Talvez tenha sido o recente tempo chuvoso ou o espírito natalício juntamente com um bom sofá e um bom chá com mel, tudo o que sei é que comecei a pensar. Ao mesmo tempo que percebia pela primeira vez o significado de mentira e de verdade, ao "som" de cada verso de: "O Guardador de Rebanhos". Onde Fernando Pessoa/Alberto Caeiro não só nos retrata uma personagem ou uma paisagem ou um pensamento, mas também todo um mundo que nos faz refletir. Vivemos tão profundamente enraizados em bens materiais e em preocupações que, sem sabermos, a única coisa que julgamos como verdadeira é a parte pior da vida. Esquecemo-nos assim deste mundo que Caeiro retrata tão sublimemente, recorrendo apenas às raízes: aos pormenores da natureza, às sensações, à poesia, que faz tudo parecer belo, mesmo a minha antiga "verdade".  

Por isso, mesmo que o guardador de rebanhos nunca tenha guardado rebanhos e a natureza descrita nunca tenha brotado da terra, não me choca dizer que, sim, são verdade. Pelo único motivo, de que nunca foram escritos para serem levados à letra, nem para serem um retrato perfeito. É suposto eu ler sobre flores e imaginar a relva e as árvores no quintal da minha avó e ler sobre o dia tempestuoso que lhe parece suscitar o fim do mundo e imaginar o barulho da chuva que me embalava quando adormecia no sofá e só acordava de manhã, na minha cama, e sabia que alguém me tinha levado carinhosamente. Só porque as palavras não são literais, só porque os momentos não são tão banais ou só porque o pequeno pormenor de só acontecerem quando estamos de olhos fechados, acordados ou a dormir, não é a diferença entre a mentira e a verdade.  

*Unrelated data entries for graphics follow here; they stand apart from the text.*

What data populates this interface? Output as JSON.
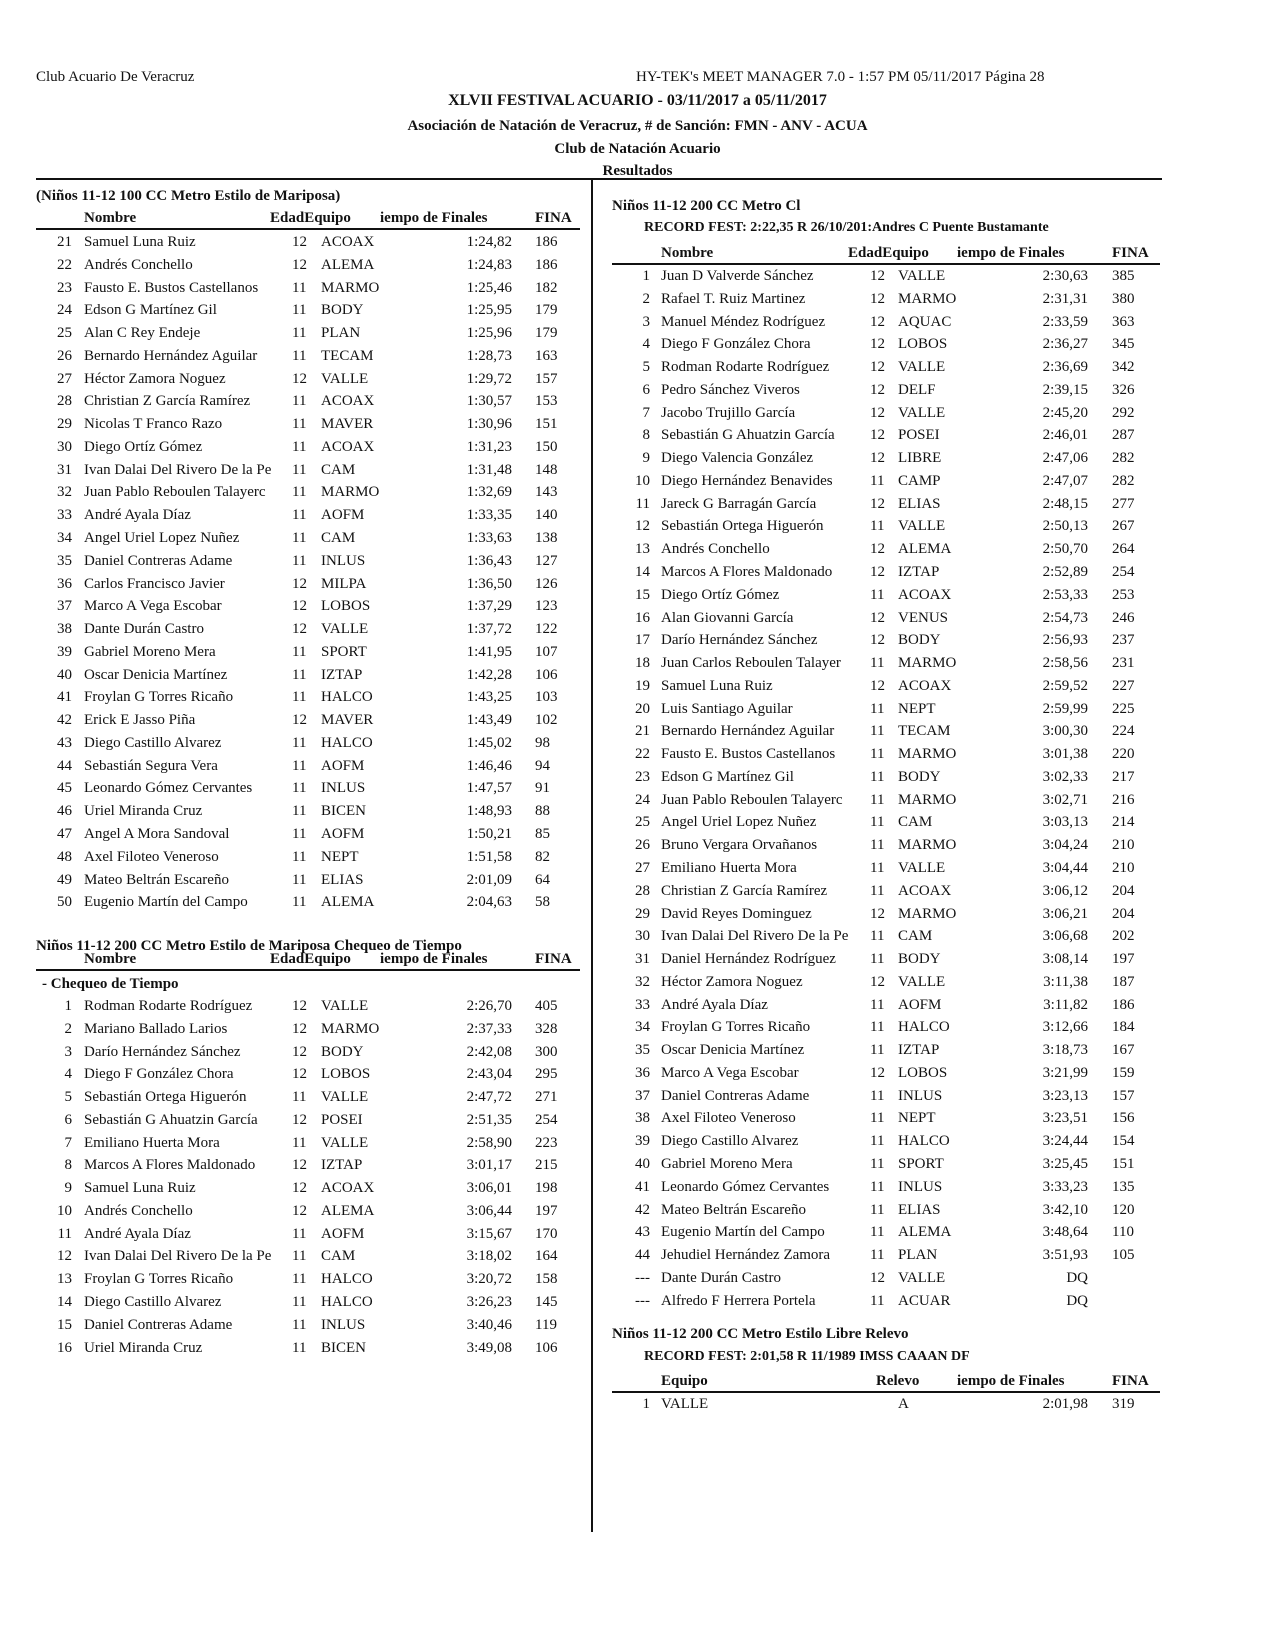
{
  "header": {
    "club": "Club Acuario De Veracruz",
    "software": "HY-TEK's MEET MANAGER 7.0 - 1:57 PM  05/11/2017  Página 28",
    "meet": "XLVII  FESTIVAL ACUARIO - 03/11/2017 a 05/11/2017",
    "association": "Asociación de Natación de Veracruz, # de Sanción: FMN - ANV - ACUA",
    "host": "Club de Natación Acuario",
    "results": "Resultados"
  },
  "columns": {
    "name": "Nombre",
    "age_team": "EdadEquipo",
    "time": "iempo de Finales",
    "fina": "FINA",
    "team": "Equipo",
    "relay": "Relevo"
  },
  "left": {
    "event1": {
      "title": "(Niños 11-12 100 CC Metro Estilo de Mariposa)",
      "rows": [
        [
          "21",
          "Samuel Luna Ruiz",
          "12",
          "ACOAX",
          "1:24,82",
          "186"
        ],
        [
          "22",
          "Andrés Conchello",
          "12",
          "ALEMA",
          "1:24,83",
          "186"
        ],
        [
          "23",
          "Fausto E. Bustos Castellanos",
          "11",
          "MARMO",
          "1:25,46",
          "182"
        ],
        [
          "24",
          "Edson G Martínez Gil",
          "11",
          "BODY",
          "1:25,95",
          "179"
        ],
        [
          "25",
          "Alan C Rey Endeje",
          "11",
          "PLAN",
          "1:25,96",
          "179"
        ],
        [
          "26",
          "Bernardo Hernández Aguilar",
          "11",
          "TECAM",
          "1:28,73",
          "163"
        ],
        [
          "27",
          "Héctor Zamora Noguez",
          "12",
          "VALLE",
          "1:29,72",
          "157"
        ],
        [
          "28",
          "Christian Z García Ramírez",
          "11",
          "ACOAX",
          "1:30,57",
          "153"
        ],
        [
          "29",
          "Nicolas T Franco Razo",
          "11",
          "MAVER",
          "1:30,96",
          "151"
        ],
        [
          "30",
          "Diego Ortíz Gómez",
          "11",
          "ACOAX",
          "1:31,23",
          "150"
        ],
        [
          "31",
          "Ivan Dalai Del Rivero De la Pe",
          "11",
          "CAM",
          "1:31,48",
          "148"
        ],
        [
          "32",
          "Juan Pablo Reboulen Talayerc",
          "11",
          "MARMO",
          "1:32,69",
          "143"
        ],
        [
          "33",
          "André Ayala Díaz",
          "11",
          "AOFM",
          "1:33,35",
          "140"
        ],
        [
          "34",
          "Angel Uriel Lopez Nuñez",
          "11",
          "CAM",
          "1:33,63",
          "138"
        ],
        [
          "35",
          "Daniel Contreras Adame",
          "11",
          "INLUS",
          "1:36,43",
          "127"
        ],
        [
          "36",
          "Carlos Francisco Javier",
          "12",
          "MILPA",
          "1:36,50",
          "126"
        ],
        [
          "37",
          "Marco A Vega Escobar",
          "12",
          "LOBOS",
          "1:37,29",
          "123"
        ],
        [
          "38",
          "Dante Durán Castro",
          "12",
          "VALLE",
          "1:37,72",
          "122"
        ],
        [
          "39",
          "Gabriel Moreno Mera",
          "11",
          "SPORT",
          "1:41,95",
          "107"
        ],
        [
          "40",
          "Oscar Denicia Martínez",
          "11",
          "IZTAP",
          "1:42,28",
          "106"
        ],
        [
          "41",
          "Froylan G Torres Ricaño",
          "11",
          "HALCO",
          "1:43,25",
          "103"
        ],
        [
          "42",
          "Erick E Jasso Piña",
          "12",
          "MAVER",
          "1:43,49",
          "102"
        ],
        [
          "43",
          "Diego Castillo Alvarez",
          "11",
          "HALCO",
          "1:45,02",
          "98"
        ],
        [
          "44",
          "Sebastián Segura Vera",
          "11",
          "AOFM",
          "1:46,46",
          "94"
        ],
        [
          "45",
          "Leonardo Gómez Cervantes",
          "11",
          "INLUS",
          "1:47,57",
          "91"
        ],
        [
          "46",
          "Uriel Miranda Cruz",
          "11",
          "BICEN",
          "1:48,93",
          "88"
        ],
        [
          "47",
          "Angel A Mora Sandoval",
          "11",
          "AOFM",
          "1:50,21",
          "85"
        ],
        [
          "48",
          "Axel Filoteo Veneroso",
          "11",
          "NEPT",
          "1:51,58",
          "82"
        ],
        [
          "49",
          "Mateo Beltrán Escareño",
          "11",
          "ELIAS",
          "2:01,09",
          "64"
        ],
        [
          "50",
          "Eugenio Martín del Campo",
          "11",
          "ALEMA",
          "2:04,63",
          "58"
        ]
      ]
    },
    "event2": {
      "title": "Niños 11-12 200 CC Metro Estilo de Mariposa Chequeo de Tiempo",
      "subheader": "- Chequeo de Tiempo",
      "rows": [
        [
          "1",
          "Rodman Rodarte Rodríguez",
          "12",
          "VALLE",
          "2:26,70",
          "405"
        ],
        [
          "2",
          "Mariano Ballado Larios",
          "12",
          "MARMO",
          "2:37,33",
          "328"
        ],
        [
          "3",
          "Darío Hernández Sánchez",
          "12",
          "BODY",
          "2:42,08",
          "300"
        ],
        [
          "4",
          "Diego F González Chora",
          "12",
          "LOBOS",
          "2:43,04",
          "295"
        ],
        [
          "5",
          "Sebastián Ortega Higuerón",
          "11",
          "VALLE",
          "2:47,72",
          "271"
        ],
        [
          "6",
          "Sebastián G Ahuatzin García",
          "12",
          "POSEI",
          "2:51,35",
          "254"
        ],
        [
          "7",
          "Emiliano Huerta Mora",
          "11",
          "VALLE",
          "2:58,90",
          "223"
        ],
        [
          "8",
          "Marcos A Flores Maldonado",
          "12",
          "IZTAP",
          "3:01,17",
          "215"
        ],
        [
          "9",
          "Samuel Luna Ruiz",
          "12",
          "ACOAX",
          "3:06,01",
          "198"
        ],
        [
          "10",
          "Andrés Conchello",
          "12",
          "ALEMA",
          "3:06,44",
          "197"
        ],
        [
          "11",
          "André Ayala Díaz",
          "11",
          "AOFM",
          "3:15,67",
          "170"
        ],
        [
          "12",
          "Ivan Dalai Del Rivero De la Pe",
          "11",
          "CAM",
          "3:18,02",
          "164"
        ],
        [
          "13",
          "Froylan G Torres Ricaño",
          "11",
          "HALCO",
          "3:20,72",
          "158"
        ],
        [
          "14",
          "Diego Castillo Alvarez",
          "11",
          "HALCO",
          "3:26,23",
          "145"
        ],
        [
          "15",
          "Daniel Contreras Adame",
          "11",
          "INLUS",
          "3:40,46",
          "119"
        ],
        [
          "16",
          "Uriel Miranda Cruz",
          "11",
          "BICEN",
          "3:49,08",
          "106"
        ]
      ]
    }
  },
  "right": {
    "event1": {
      "title": "Niños 11-12 200 CC Metro Cl",
      "record": "RECORD FEST:     2:22,35  R  26/10/201:Andres C Puente Bustamante",
      "rows": [
        [
          "1",
          "Juan D Valverde Sánchez",
          "12",
          "VALLE",
          "2:30,63",
          "385"
        ],
        [
          "2",
          "Rafael T. Ruiz Martinez",
          "12",
          "MARMO",
          "2:31,31",
          "380"
        ],
        [
          "3",
          "Manuel Méndez Rodríguez",
          "12",
          "AQUAC",
          "2:33,59",
          "363"
        ],
        [
          "4",
          "Diego F González Chora",
          "12",
          "LOBOS",
          "2:36,27",
          "345"
        ],
        [
          "5",
          "Rodman Rodarte Rodríguez",
          "12",
          "VALLE",
          "2:36,69",
          "342"
        ],
        [
          "6",
          "Pedro Sánchez Viveros",
          "12",
          "DELF",
          "2:39,15",
          "326"
        ],
        [
          "7",
          "Jacobo Trujillo García",
          "12",
          "VALLE",
          "2:45,20",
          "292"
        ],
        [
          "8",
          "Sebastián G Ahuatzin García",
          "12",
          "POSEI",
          "2:46,01",
          "287"
        ],
        [
          "9",
          "Diego Valencia González",
          "12",
          "LIBRE",
          "2:47,06",
          "282"
        ],
        [
          "10",
          "Diego Hernández Benavides",
          "11",
          "CAMP",
          "2:47,07",
          "282"
        ],
        [
          "11",
          "Jareck G Barragán García",
          "12",
          "ELIAS",
          "2:48,15",
          "277"
        ],
        [
          "12",
          "Sebastián Ortega Higuerón",
          "11",
          "VALLE",
          "2:50,13",
          "267"
        ],
        [
          "13",
          "Andrés Conchello",
          "12",
          "ALEMA",
          "2:50,70",
          "264"
        ],
        [
          "14",
          "Marcos A Flores Maldonado",
          "12",
          "IZTAP",
          "2:52,89",
          "254"
        ],
        [
          "15",
          "Diego Ortíz Gómez",
          "11",
          "ACOAX",
          "2:53,33",
          "253"
        ],
        [
          "16",
          "Alan Giovanni García",
          "12",
          "VENUS",
          "2:54,73",
          "246"
        ],
        [
          "17",
          "Darío Hernández Sánchez",
          "12",
          "BODY",
          "2:56,93",
          "237"
        ],
        [
          "18",
          "Juan Carlos Reboulen Talayer",
          "11",
          "MARMO",
          "2:58,56",
          "231"
        ],
        [
          "19",
          "Samuel Luna Ruiz",
          "12",
          "ACOAX",
          "2:59,52",
          "227"
        ],
        [
          "20",
          "Luis Santiago Aguilar",
          "11",
          "NEPT",
          "2:59,99",
          "225"
        ],
        [
          "21",
          "Bernardo Hernández Aguilar",
          "11",
          "TECAM",
          "3:00,30",
          "224"
        ],
        [
          "22",
          "Fausto E. Bustos Castellanos",
          "11",
          "MARMO",
          "3:01,38",
          "220"
        ],
        [
          "23",
          "Edson G Martínez Gil",
          "11",
          "BODY",
          "3:02,33",
          "217"
        ],
        [
          "24",
          "Juan Pablo Reboulen Talayerc",
          "11",
          "MARMO",
          "3:02,71",
          "216"
        ],
        [
          "25",
          "Angel Uriel Lopez Nuñez",
          "11",
          "CAM",
          "3:03,13",
          "214"
        ],
        [
          "26",
          "Bruno Vergara Orvañanos",
          "11",
          "MARMO",
          "3:04,24",
          "210"
        ],
        [
          "27",
          "Emiliano Huerta Mora",
          "11",
          "VALLE",
          "3:04,44",
          "210"
        ],
        [
          "28",
          "Christian Z García Ramírez",
          "11",
          "ACOAX",
          "3:06,12",
          "204"
        ],
        [
          "29",
          "David Reyes Dominguez",
          "12",
          "MARMO",
          "3:06,21",
          "204"
        ],
        [
          "30",
          "Ivan Dalai Del Rivero De la Pe",
          "11",
          "CAM",
          "3:06,68",
          "202"
        ],
        [
          "31",
          "Daniel Hernández Rodríguez",
          "11",
          "BODY",
          "3:08,14",
          "197"
        ],
        [
          "32",
          "Héctor Zamora Noguez",
          "12",
          "VALLE",
          "3:11,38",
          "187"
        ],
        [
          "33",
          "André Ayala Díaz",
          "11",
          "AOFM",
          "3:11,82",
          "186"
        ],
        [
          "34",
          "Froylan G Torres Ricaño",
          "11",
          "HALCO",
          "3:12,66",
          "184"
        ],
        [
          "35",
          "Oscar Denicia Martínez",
          "11",
          "IZTAP",
          "3:18,73",
          "167"
        ],
        [
          "36",
          "Marco A Vega Escobar",
          "12",
          "LOBOS",
          "3:21,99",
          "159"
        ],
        [
          "37",
          "Daniel Contreras Adame",
          "11",
          "INLUS",
          "3:23,13",
          "157"
        ],
        [
          "38",
          "Axel Filoteo Veneroso",
          "11",
          "NEPT",
          "3:23,51",
          "156"
        ],
        [
          "39",
          "Diego Castillo Alvarez",
          "11",
          "HALCO",
          "3:24,44",
          "154"
        ],
        [
          "40",
          "Gabriel Moreno Mera",
          "11",
          "SPORT",
          "3:25,45",
          "151"
        ],
        [
          "41",
          "Leonardo Gómez Cervantes",
          "11",
          "INLUS",
          "3:33,23",
          "135"
        ],
        [
          "42",
          "Mateo Beltrán Escareño",
          "11",
          "ELIAS",
          "3:42,10",
          "120"
        ],
        [
          "43",
          "Eugenio Martín del Campo",
          "11",
          "ALEMA",
          "3:48,64",
          "110"
        ],
        [
          "44",
          "Jehudiel Hernández Zamora",
          "11",
          "PLAN",
          "3:51,93",
          "105"
        ],
        [
          "---",
          "Dante Durán Castro",
          "12",
          "VALLE",
          "DQ",
          ""
        ],
        [
          "---",
          "Alfredo F Herrera Portela",
          "11",
          "ACUAR",
          "DQ",
          ""
        ]
      ]
    },
    "event2": {
      "title": "Niños 11-12 200 CC Metro Estilo Libre Relevo",
      "record": "RECORD FEST:     2:01,58  R  11/1989      IMSS CAAAN DF",
      "rows": [
        [
          "1",
          "VALLE",
          "A",
          "2:01,98",
          "319"
        ]
      ]
    }
  }
}
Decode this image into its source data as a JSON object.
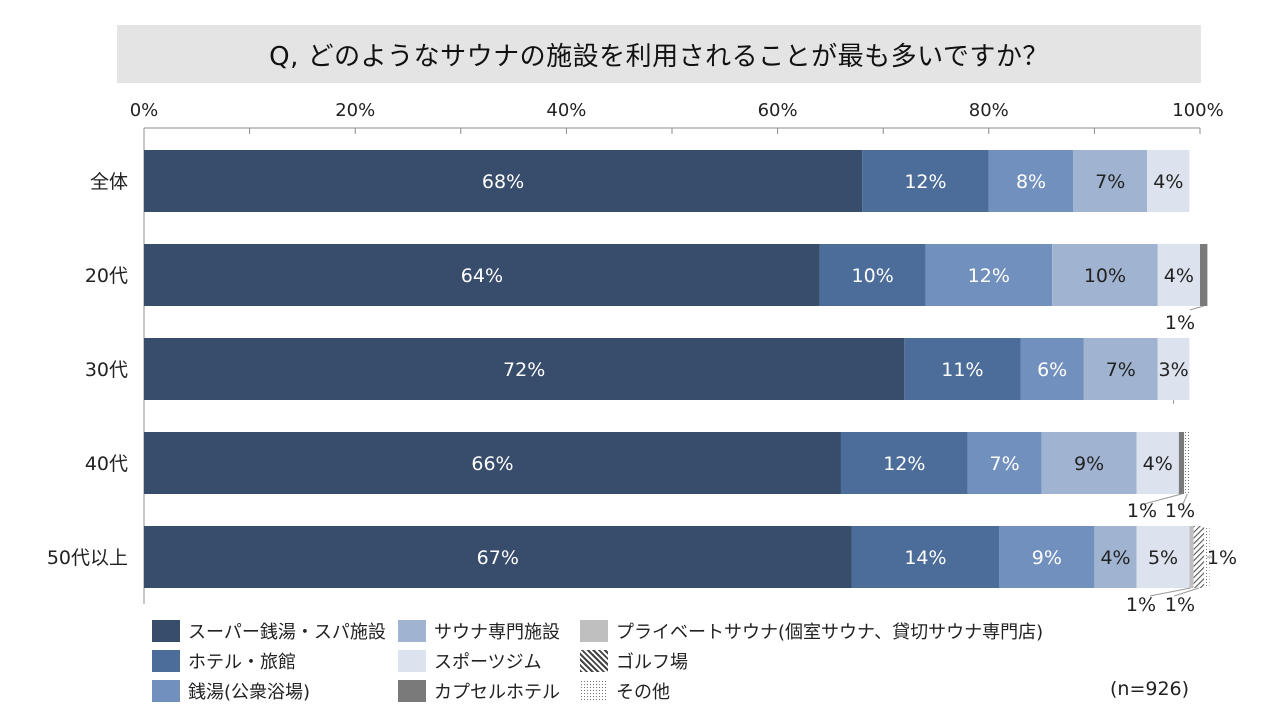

Assim, hoje, o valor das coisas nunca me foi tão claro. O conto de fadas tem uma mensagem tão forte que me faz mudar toda a minha posição sobre o que é verdade e o que é mentira e o discurso aperaltado é apenas um conjunto de palavras caras que demonstra apenas o que queremos ouvir e não o que queremos dizer.  

Para terminar, queria apenas frisar que isto não é uma apologia do pensamento constante, pois de certa forma até concordo com Pessoa quando nos diz que "Pensar é não saber existir.". Não iria tão longe, contudo consigo compreender a ideia de que às vezes quanto mais pensamos mais matamos aquela beleza dos versos de que falava. Por isso, pensem apenas o suficiente para conseguirem ver para lá daquelas coisas materiais e daquelas preocupações passageiras e daquelas noções mal formadas sobre a verdade e a mentira. Mas acima de tudo, leiam poesia! 

                                                                                           Mafalda Maia, janeiro de 2023 


 

Ética para um jovem


Quando pensamos no nosso dia-a-dia enquanto pessoas percebemos que cada um tem a sua história de vida, os seus tormentos, as suas culpas e desculpas, as suas alegrias… Mas será justificação para praticar o que chamamos de “mal”? Serão os fins alguma vez importantes o suficiente para justificar os meios? 

Para mim, quase nada na vida era assustador, sempre fui uma criança destemida, sem receios, por exemplo, do escuro, insetos, seres extraterrestres… Ao longo dos anos a palavra “medo” foi-se alterando e os receios também, comecei a perceber o que me rodeava, do que maioritariamente os adultos falavam, o que viam nas notícias, cada uma mais assustadora do que a outra, cresci! Falavam de homicídios tremendamente violentos e assassinos que não mostravam qualquer tipo de arrependimento.  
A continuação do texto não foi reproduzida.